Erreurs fréquentes à éviter
- Payer trop cher parce qu’on est “coup de cœur”.
- Négliger la vérification des dettes et obligations cachées.
- Ne pas prévoir assez de fonds pour la trésorerie après l’achat.
- Sous-estimer le temps et l’énergie nécessaires à la gestion.
- Vouloir tout changer trop vite après l’acquisition.
Conclusion
Acheter une entreprise au Québec en 2025 est une excellente opportunité : de nombreux propriétaires veulent passer le flambeau, et les repreneurs bien préparés peuvent mettre la main sur des PME solides à fort potentiel. Mais ce processus demande de la patience, des analyses détaillées et un bon accompagnement par des professionnels.
Si vous êtes sérieux dans votre démarche, prenez le temps de définir vos objectifs, d’analyser les entreprises avec rigueur, et de bâtir un montage financier et fiscal adapté. C’est la clé pour réussir votre projet de reprise et assurer la croissance de votre future entreprise.
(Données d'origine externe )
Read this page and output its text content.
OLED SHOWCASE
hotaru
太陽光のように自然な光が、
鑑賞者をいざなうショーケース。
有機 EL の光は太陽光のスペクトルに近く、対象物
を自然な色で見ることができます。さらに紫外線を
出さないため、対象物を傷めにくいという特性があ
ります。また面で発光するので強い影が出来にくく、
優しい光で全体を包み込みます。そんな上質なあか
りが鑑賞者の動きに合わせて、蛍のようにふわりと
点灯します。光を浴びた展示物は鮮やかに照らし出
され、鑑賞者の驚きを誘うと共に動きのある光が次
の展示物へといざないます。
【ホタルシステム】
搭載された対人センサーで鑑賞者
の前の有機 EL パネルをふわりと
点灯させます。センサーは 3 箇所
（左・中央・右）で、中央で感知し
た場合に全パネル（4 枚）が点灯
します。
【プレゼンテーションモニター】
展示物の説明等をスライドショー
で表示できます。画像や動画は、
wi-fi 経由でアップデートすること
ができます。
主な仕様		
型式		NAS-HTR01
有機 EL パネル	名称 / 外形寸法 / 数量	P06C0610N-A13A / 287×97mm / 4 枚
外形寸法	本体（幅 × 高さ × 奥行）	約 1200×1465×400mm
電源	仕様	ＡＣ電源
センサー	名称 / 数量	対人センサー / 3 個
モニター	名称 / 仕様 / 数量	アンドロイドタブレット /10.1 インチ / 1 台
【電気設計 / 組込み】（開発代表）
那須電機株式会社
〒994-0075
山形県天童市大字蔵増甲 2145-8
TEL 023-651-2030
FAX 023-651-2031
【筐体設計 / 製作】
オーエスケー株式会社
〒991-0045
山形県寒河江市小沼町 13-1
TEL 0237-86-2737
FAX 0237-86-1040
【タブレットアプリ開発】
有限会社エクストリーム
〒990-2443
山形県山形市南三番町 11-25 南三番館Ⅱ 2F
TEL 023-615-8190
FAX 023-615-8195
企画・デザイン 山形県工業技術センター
FAQ – Acheter une entreprise au Québec en 2025
Quel budget faut-il prévoir pour acheter une petite entreprise au Québec ?
Cela varie énormément, mais pour une petite PME locale, les prix commencent souvent autour de 50 000 $ – 200 000 $, tandis que des entreprises établies et rentables peuvent coûter plusieurs millions.
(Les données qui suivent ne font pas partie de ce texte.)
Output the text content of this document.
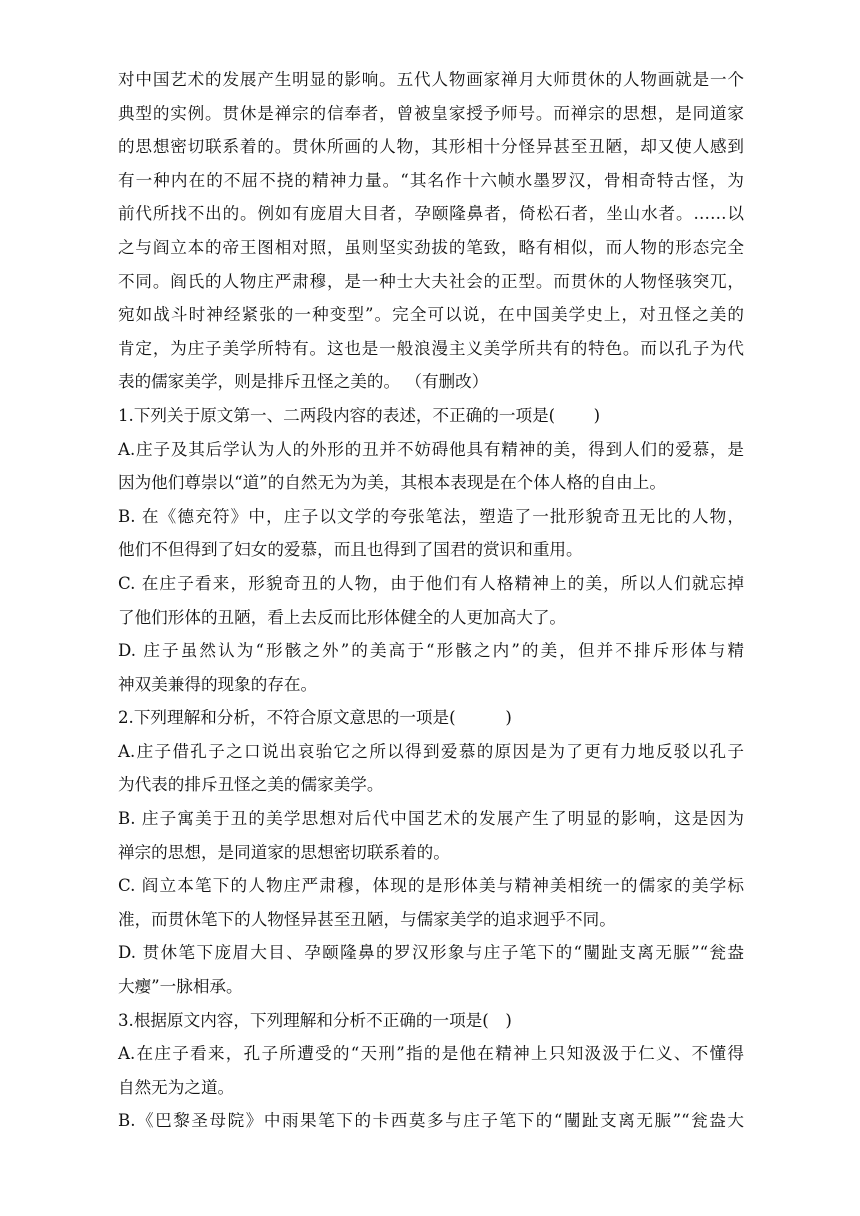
对中国艺术的发展产生明显的影响。五代人物画家禅月大师贯休的人物画就是一个

典型的实例。贯休是禅宗的信奉者，曾被皇家授予师号。而禅宗的思想，是同道家

的思想密切联系着的。贯休所画的人物，其形相十分怪异甚至丑陋，却又使人感到

有一种内在的不屈不挠的精神力量。“其名作十六帧水墨罗汉，骨相奇特古怪，为

前代所找不出的。例如有庞眉大目者，孕颐隆鼻者，倚松石者，坐山水者。……以

之与阎立本的帝王图相对照，虽则坚实劲拔的笔致，略有相似，而人物的形态完全

不同。阎氏的人物庄严肃穆，是一种士大夫社会的正型。而贯休的人物怪骇突兀，

宛如战斗时神经紧张的一种变型”。完全可以说，在中国美学史上，对丑怪之美的

肯定，为庄子美学所特有。这也是一般浪漫主义美学所共有的特色。而以孔子为代

表的儒家美学，则是排斥丑怪之美的。 （有删改）

1.下列关于原文第一、二两段内容的表述，不正确的一项是(　　 )

A.庄子及其后学认为人的外形的丑并不妨碍他具有精神的美，得到人们的爱慕，是

因为他们尊崇以“道”的自然无为为美，其根本表现是在个体人格的自由上。

B. 在《德充符》中，庄子以文学的夸张笔法，塑造了一批形貌奇丑无比的人物，

他们不但得到了妇女的爱慕，而且也得到了国君的赏识和重用。

C. 在庄子看来，形貌奇丑的人物，由于他们有人格精神上的美，所以人们就忘掉

了他们形体的丑陋，看上去反而比形体健全的人更加高大了。

D. 庄子虽然认为“形骸之外”的美高于“形骸之内”的美，但并不排斥形体与精

神双美兼得的现象的存在。

2.下列理解和分析，不符合原文意思的一项是(　　　)

A.庄子借孔子之口说出哀骀它之所以得到爱慕的原因是为了更有力地反驳以孔子

为代表的排斥丑怪之美的儒家美学。

B. 庄子寓美于丑的美学思想对后代中国艺术的发展产生了明显的影响，这是因为

禅宗的思想，是同道家的思想密切联系着的。

C. 阎立本笔下的人物庄严肃穆，体现的是形体美与精神美相统一的儒家的美学标

准，而贯休笔下的人物怪异甚至丑陋，与儒家美学的追求迥乎不同。

D. 贯休笔下庞眉大目、孕颐隆鼻的罗汉形象与庄子笔下的“闉趾支离无脤”“瓮盎

大瘿”一脉相承。

3.根据原文内容，下列理解和分析不正确的一项是(　)

A.在庄子看来，孔子所遭受的“天刑”指的是他在精神上只知汲汲于仁义、不懂得

自然无为之道。

B.《巴黎圣母院》中雨果笔下的卡西莫多与庄子笔下的“闉趾支离无脤”“瓮盎大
Peut-on acheter une entreprise sans argent ?
Il est possible de limiter sa mise de fonds grâce au financement bancaire et au financement par le vendeur, mais il est rare d’acheter une entreprise sérieuse avec zéro apport.
Quelles sont les meilleures banques pour financer une reprise d’entreprise au Québec ?
En 2025, Desjardins, Banque Nationale et BDC sont les plus actives dans le financement des acquisitions de PME. Lisez cet article pour en savoir plus sur les meilleurs comptes bancaires entreprises au Québec.
Vaut-il mieux acheter une entreprise en difficulté ou une entreprise rentable ?
Une entreprise rentable coûte plus cher mais présente moins de risques. Une entreprise en difficulté peut être une belle opportunité… si vous avez un plan solide pour la redresser.
Combien de temps dure le processus d’achat ?
En moyenne 6 à 12 mois entre la recherche, l’évaluation, les négociations et la clôture de la transaction.